Barry’s film work was understandably reduced to character parts and bits while she raised five children. Her last role was in 1932. She was so far removed from the screen that in 1941 the Oakland Tribune reminisced about her “…Viola Barry, whose name has been completely lost in film records.” Barry’s daughter Rosemary Foster Martin became well known as a screenwriter. Barry’s sister Violette Stitt Wilson married director Irving Pichel after a moderate film career of her own. F. McGrew Willis died in 1957, and Viola Barry Willis died on April 3, 1964. She and her family are buried at the Mountain View Cemetery in Oakland, California.
Viola Barry’s name has been confused with that of Peggy Pearce in several sources. They were not related, and they indeed were two separate people.
SOURCES:
“J. Wilson Stitt,” Oakland Tribune, 13 February 1910.
Los Angeles Times, 24 November 1910, p. I 16.
“No Failure for Them,” Los Angeles Times, 27 February 1911, p.
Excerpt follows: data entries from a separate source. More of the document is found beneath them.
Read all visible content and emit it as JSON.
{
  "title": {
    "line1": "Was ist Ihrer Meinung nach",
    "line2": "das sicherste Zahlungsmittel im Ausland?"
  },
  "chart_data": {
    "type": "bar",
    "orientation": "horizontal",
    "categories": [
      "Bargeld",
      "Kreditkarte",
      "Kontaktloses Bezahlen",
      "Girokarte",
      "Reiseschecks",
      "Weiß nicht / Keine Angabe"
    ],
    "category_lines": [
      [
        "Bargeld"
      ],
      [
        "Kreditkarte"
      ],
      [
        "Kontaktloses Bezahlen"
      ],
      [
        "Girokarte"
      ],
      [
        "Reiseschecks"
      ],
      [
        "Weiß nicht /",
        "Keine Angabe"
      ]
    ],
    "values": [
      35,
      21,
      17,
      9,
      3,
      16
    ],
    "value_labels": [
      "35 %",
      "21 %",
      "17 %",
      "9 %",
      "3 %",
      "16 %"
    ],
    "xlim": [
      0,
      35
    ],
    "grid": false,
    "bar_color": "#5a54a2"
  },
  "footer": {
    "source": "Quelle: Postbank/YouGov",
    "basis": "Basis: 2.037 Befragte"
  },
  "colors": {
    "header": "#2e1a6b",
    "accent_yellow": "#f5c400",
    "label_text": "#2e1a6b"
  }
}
II 3.
Bonnie Glessner, “Sea Wolf in Controversy,” Los Angeles Times, 21 August 1913, p. III 1.
“Husband’s Baby Not Hers?” Los Angeles Times, 11 December 1920, p. II 3.
“Says Baby is Legitimate,” Los Angeles Times, 12 December 1920, p. I 4.
1930 U.S. Census, Beverly Hills, Los Angeles, California.
Oakland Tribune, 25 March 1941, p. 11.
“Rites Held for Star of Silent Films,” Los Angeles Times, 7 April 1964, p. 32.